Ultimately the deliverance of Pakistan and other countries that are dissatisfied with Western influence lies within their own societies. This, I thought, was absolutely brilliant of Saleem. It's not enough to complain about bad Western influences, you also need to find what is good within your own society and feed it. Maintaining and building a sense of pride in a nation's art, culture, literature and philosophy can lead to a tremendous renaissance that will raise the country's profile and boost the fortunes of everyone in it.

Homosexuality and the gay culture are not a Western phenomenon. I know it's a popular thing, particularly in hard-line religious circles of all stripes and hues, to point to the growing openness of the gay subculture in America as a sign of Western decadance, but homosexuals and the gay culture are found throughout the world and throughout history. There's been no shortage of valuable contributions to society both Western and not, by men and women who were openly gay or bisexual.

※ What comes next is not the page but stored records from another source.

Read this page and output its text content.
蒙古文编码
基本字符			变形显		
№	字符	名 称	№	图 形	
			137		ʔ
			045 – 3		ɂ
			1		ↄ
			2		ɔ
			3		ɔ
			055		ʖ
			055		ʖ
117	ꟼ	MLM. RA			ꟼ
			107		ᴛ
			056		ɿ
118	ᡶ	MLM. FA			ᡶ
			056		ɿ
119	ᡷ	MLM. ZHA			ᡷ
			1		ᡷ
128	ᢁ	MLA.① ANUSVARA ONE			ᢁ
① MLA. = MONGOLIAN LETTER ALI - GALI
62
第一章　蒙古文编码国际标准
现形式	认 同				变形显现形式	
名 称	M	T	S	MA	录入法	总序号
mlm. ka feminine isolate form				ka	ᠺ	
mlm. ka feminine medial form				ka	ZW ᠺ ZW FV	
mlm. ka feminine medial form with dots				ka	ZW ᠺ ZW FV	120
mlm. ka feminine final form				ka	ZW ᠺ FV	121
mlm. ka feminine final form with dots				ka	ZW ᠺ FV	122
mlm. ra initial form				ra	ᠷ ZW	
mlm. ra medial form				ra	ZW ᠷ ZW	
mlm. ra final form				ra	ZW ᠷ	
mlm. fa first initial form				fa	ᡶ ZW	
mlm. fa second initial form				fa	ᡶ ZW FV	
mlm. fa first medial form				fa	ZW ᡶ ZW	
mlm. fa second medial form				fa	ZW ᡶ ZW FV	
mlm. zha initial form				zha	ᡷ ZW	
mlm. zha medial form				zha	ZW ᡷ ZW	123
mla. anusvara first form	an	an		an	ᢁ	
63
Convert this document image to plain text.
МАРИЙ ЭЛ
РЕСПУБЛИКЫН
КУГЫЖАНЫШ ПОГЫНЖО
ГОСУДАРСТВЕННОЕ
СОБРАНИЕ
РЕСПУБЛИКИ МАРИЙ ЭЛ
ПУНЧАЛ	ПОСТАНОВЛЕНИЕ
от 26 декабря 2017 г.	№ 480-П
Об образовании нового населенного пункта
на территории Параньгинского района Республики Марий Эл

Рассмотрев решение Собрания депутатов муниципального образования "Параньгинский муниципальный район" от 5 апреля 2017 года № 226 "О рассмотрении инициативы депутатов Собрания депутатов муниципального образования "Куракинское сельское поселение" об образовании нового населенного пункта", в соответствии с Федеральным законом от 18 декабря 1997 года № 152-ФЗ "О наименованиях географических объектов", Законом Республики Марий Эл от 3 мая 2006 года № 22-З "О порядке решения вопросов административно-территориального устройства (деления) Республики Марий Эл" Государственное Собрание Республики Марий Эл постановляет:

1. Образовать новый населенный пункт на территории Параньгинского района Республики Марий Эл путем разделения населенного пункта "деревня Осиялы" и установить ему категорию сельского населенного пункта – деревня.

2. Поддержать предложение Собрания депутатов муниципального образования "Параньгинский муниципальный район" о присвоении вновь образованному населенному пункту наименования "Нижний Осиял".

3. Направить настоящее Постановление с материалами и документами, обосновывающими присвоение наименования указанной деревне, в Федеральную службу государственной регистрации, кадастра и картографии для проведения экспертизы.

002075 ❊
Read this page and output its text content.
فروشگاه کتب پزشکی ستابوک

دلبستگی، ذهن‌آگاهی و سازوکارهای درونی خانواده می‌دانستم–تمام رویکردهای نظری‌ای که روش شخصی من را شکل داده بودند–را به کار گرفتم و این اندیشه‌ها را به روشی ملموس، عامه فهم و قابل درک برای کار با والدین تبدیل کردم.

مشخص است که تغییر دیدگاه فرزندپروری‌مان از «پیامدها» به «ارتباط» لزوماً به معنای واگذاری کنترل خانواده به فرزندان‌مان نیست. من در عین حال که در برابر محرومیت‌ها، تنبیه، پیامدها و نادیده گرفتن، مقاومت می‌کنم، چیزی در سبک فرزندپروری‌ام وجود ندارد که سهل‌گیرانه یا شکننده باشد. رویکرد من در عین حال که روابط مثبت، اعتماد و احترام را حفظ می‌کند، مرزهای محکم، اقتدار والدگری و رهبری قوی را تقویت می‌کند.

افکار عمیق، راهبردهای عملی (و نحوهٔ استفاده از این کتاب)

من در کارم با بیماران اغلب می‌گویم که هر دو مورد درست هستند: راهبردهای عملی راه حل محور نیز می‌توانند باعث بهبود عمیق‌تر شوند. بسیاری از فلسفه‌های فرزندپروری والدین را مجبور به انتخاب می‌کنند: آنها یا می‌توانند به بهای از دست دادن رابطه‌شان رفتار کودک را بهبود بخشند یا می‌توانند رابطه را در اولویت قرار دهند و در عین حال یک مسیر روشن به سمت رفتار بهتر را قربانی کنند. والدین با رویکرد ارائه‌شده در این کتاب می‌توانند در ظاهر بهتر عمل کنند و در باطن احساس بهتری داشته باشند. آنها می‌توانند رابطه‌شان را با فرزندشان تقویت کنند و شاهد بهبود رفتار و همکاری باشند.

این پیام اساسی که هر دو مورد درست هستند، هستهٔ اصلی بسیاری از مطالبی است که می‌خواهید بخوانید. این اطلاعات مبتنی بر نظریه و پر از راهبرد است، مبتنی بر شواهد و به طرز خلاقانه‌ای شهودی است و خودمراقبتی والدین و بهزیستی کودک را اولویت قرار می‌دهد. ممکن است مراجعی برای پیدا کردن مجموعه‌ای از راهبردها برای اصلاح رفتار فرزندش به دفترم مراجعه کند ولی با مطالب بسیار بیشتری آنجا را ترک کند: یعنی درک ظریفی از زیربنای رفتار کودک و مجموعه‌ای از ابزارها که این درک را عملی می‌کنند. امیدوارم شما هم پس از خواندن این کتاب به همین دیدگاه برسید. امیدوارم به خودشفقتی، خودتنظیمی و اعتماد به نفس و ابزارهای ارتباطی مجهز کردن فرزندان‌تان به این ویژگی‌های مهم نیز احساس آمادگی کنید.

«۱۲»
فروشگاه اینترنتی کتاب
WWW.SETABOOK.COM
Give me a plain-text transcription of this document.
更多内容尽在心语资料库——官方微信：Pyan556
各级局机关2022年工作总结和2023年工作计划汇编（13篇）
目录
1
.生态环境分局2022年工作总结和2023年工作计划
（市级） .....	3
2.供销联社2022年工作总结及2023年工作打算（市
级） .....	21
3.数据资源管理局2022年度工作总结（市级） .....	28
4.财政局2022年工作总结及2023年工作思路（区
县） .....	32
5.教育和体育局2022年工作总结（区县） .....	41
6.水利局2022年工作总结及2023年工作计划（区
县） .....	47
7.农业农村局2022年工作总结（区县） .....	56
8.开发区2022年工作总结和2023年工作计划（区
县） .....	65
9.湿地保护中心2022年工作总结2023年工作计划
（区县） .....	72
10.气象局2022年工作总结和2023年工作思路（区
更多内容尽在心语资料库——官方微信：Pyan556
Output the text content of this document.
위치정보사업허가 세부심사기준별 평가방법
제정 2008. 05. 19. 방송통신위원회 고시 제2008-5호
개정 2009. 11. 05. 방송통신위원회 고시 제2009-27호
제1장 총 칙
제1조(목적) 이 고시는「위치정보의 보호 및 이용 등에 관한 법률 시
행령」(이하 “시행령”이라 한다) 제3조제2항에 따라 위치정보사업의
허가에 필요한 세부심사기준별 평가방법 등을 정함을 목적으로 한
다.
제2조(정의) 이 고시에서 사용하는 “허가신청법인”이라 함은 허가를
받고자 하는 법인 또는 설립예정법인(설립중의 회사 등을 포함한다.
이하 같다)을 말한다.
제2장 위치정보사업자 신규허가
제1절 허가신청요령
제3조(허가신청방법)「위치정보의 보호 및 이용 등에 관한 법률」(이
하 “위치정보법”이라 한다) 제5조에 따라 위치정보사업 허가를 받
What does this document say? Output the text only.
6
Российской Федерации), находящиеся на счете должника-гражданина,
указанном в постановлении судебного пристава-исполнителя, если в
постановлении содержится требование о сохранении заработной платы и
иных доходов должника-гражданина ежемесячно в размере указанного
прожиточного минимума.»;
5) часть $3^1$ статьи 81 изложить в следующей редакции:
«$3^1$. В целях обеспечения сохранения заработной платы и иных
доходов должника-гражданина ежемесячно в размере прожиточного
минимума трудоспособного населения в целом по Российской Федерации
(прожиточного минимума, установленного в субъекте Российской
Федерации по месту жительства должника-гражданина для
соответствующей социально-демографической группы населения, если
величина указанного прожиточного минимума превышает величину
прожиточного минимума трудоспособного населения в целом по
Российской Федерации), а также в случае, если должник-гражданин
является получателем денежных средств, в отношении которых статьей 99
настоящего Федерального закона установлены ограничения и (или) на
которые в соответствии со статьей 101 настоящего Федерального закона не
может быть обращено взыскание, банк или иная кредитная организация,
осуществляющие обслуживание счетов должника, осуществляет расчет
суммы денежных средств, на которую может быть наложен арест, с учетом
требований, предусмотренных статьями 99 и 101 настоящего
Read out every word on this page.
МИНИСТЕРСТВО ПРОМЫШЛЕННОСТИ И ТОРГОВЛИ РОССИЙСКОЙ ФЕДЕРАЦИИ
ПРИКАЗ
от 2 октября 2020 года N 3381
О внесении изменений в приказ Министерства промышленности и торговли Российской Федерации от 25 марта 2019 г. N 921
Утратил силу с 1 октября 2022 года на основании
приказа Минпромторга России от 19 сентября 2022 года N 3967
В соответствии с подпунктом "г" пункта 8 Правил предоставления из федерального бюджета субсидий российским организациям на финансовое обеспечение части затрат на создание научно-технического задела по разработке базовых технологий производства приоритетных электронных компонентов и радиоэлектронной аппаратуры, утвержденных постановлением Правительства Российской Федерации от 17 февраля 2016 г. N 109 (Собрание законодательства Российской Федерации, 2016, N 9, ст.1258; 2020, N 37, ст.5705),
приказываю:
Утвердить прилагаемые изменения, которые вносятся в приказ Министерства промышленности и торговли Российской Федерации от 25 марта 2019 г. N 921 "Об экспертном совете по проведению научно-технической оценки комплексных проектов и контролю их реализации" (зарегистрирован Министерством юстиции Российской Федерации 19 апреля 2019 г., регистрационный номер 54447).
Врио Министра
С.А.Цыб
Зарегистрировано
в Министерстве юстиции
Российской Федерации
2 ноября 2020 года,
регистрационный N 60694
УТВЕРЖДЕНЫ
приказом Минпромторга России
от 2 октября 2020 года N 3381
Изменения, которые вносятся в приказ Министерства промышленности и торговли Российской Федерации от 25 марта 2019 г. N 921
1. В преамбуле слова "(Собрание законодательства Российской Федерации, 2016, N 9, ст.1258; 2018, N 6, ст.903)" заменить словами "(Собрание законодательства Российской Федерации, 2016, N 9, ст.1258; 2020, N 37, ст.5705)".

One area where I must disagree with Saleem, talk show phenomenon or not: It behooves no people to hate America, nor for Americans to hate another country. Rather than surrendering to hatred and jingoism, we would all do better to take pride in our own peoples, in what we can accomplish and already have.

Rather than railing against the evils of America, perceived and real, we'd all be better off finding ways to use its prominence to spread our philosophies, artwork and literature throughout the entire world whenever they have value. The Greeks, after all, were conquered by the Romans, but the Romans spread Greek philosophy, mythology and language throughout the ancient world and guaranteed its survival for the next 2,000 years, and running.

It shouldn't be that hard for the advocates of Pakistan's culture to find ways to spread it through American media.